Autor: 21 noviembre 2006

David Gilbert: Los normales
Traducción de Ángeles Leiva
Mondadori, Barcelona, 2006

“La tibieza del sentimiento nunca cambia”. Así comienza una de las mejores novelas norteamericanas de los últimos tiempos. Billy Shine, licenciado en Harvard con el dinero proveniente de un suculento préstamo, se descubre en Nueva York sin trabajo, con una deuda que ha de devolver y una formación cultural y humanista, sin la aplicación práctica para encontrar empleo en la selva de la Gran Manzana. Billy decide abandonar a su novia y durante las primeras páginas asistimos a un vibrante recorrido por la historia más inmediata del protagonista y por la agonía de la redacción de una carta de despedida, en la que el sentimiento de abandono no se puede ocultar con ninguna fórmula del lenguaje. Trata de que su deserción no suene a tal, pero no es capaz de llevar la tarea a cabo. Una tibia amargura anuncia la traición. Casi mantenido por su novia y acosado por las deudas, que no puede satisfacer, acepta la llamada de una empresa médica que solicita voluntarios “normales” para la inoculación de un nuevo fármaco, que ha sido probado en animales, pero que necesita contrastarse en seres humanos.

El personaje es seleccionado, junto con otros voluntarios, cada uno con su personalidad: sus manías, sus miedos, sus obsesiones. La empresa busca ciudadanos corrientes, sin afecciones graves, de complexión normal, en definitiva seres “normales”, y estos son los protagonistas de la novela, y al tiempo, el lector es protagonista también.

David Gilbert, el autor de Los normales realiza un ejercicio de introspección social: analiza las relaciones, los encuentros y desencuentros, entre los distintos protagonistas, los lazos que se tienden en el seno de un entorno controlado y las reacciones que se producen ante determinadas situaciones de presión. Pero sobre todo, es una crónica del desencuentro. Billy Shine se enamora de una compañera de experimento, recibe noticias de la agonía de su madre, su compañero de habitación sufre una crisis nerviosa, que se traslada a otro compañero, en un enfrentamiento cruel que delimita el contorno de la tolerancia o el respeto a los demás. Cada paso del personaje anuncia una destrucción de cuanto le rodea y de sí mismo. Vive temeroso de que descubran su escondite y le obliguen con brutalidad a pagar un dinero que no tiene. Los que le rodean son como planetas en órbita elíptica, que se alejan y se acercan sin que el joven Shine sepa discernir el lugar que ocupa en sus ánimos, si es apreciado u odiado.

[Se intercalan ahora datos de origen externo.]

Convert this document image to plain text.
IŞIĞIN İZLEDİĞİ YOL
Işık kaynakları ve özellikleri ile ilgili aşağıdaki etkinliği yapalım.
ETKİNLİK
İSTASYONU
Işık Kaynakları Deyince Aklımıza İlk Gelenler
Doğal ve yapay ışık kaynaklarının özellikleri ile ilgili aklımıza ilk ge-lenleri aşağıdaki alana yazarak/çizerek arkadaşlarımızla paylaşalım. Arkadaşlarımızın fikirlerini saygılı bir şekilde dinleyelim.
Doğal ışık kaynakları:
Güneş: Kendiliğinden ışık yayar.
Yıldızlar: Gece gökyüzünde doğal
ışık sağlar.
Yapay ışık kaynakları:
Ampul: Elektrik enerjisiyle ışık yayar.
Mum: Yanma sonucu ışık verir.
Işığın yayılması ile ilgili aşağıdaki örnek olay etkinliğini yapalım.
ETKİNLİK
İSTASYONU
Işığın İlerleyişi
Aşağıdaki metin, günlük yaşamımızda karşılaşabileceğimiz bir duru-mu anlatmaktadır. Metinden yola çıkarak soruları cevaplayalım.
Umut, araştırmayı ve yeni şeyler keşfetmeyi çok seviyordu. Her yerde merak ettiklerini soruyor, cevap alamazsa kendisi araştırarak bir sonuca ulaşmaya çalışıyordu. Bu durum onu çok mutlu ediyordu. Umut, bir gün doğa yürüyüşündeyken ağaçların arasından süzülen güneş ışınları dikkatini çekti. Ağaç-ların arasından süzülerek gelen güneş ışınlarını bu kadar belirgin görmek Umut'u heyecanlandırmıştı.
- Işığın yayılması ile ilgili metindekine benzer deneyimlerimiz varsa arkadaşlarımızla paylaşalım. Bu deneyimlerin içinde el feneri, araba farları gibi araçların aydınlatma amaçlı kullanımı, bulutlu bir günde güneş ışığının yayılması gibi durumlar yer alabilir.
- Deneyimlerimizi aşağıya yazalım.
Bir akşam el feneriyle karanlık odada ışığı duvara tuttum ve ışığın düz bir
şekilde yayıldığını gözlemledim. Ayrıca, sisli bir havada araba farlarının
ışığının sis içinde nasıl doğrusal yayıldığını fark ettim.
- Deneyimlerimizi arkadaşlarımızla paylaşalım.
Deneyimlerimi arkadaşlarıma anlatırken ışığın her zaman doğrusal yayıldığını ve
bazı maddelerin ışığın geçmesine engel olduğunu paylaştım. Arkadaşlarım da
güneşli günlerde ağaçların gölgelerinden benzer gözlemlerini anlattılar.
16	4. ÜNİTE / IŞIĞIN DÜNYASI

A lo largo de la novela, David Gilbert utiliza a Billy Shine como un catalizador de emociones. Sus compañeros ven amplificadas sus sensaciones en relación con él, mientras que nuestro hombre se sumerge en una apatía creciente, donde las decepciones no son más que una continuación de lo que ha sido su vida, al lado de unos padres que le ignoraron, y a los que él ignora cordialmente o con rencor, según los momentos. A lo anterior se añade la voluntad de su padre de suicidarse llegado el caso, y que Billy practique la correspondiente eutanasia.

Los registros temporales de esta novela son un camino pausado, un tapiz que Gilbert va tejiendo sin prisa pero sin pausa, y que conforman el cuadro de una sociedad banal, donde cada personaje tiene su propio color y las frases se unen entre sí con la fluidez de un narrador de pulso, que se ha curtido en campos de batalla literaria de primer orden, como Harper’s o The New Yorker.

“En la habitación 306 se respira sueño y aire acondicionado”. “Rodney Letts presenta un aspecto miserable se mire por donde se mire. Sobre él se cierne una expresión ojerosa, así como una higiene improvisada, como si se hubiera aseado a lengüetazos aquella misma mañana y se hubiera llenado los bolsillos con muestras gratuitas de perfume”. “Billy está dormido, o finge estarlo, confiando en poder engañarse a sí mismo y quedarse dormido de verdad; con los ojos cerrados, la boca abierta, exhalando zetas”.

David Gilbert escribe con una poética urbana, de imágenes certeras y análisis serios sobre las personas y sobre la cultura, interpretando que la vida es una enfermedad del espíritu (al modo de Novalis, para quien la vida es “una acción apasionada”), con la diferencia de que el protagonista quiere participar de su vida, sin que hasta ahora ello le sea posible. La empresa médica cuida de la sonrisa de los ciudadanos, de su bienestar y ataraxia permanentes, pero por debajo subyace el desasosiego y la tristeza vital, el desconcierto del día a día rodeado de semejantes y, sin embargo, solos.

En definitiva, Los normales, y es lo más dramático del asunto, nos habla de nosotros, de la gente “normal”, con unas páginas sobresalientes.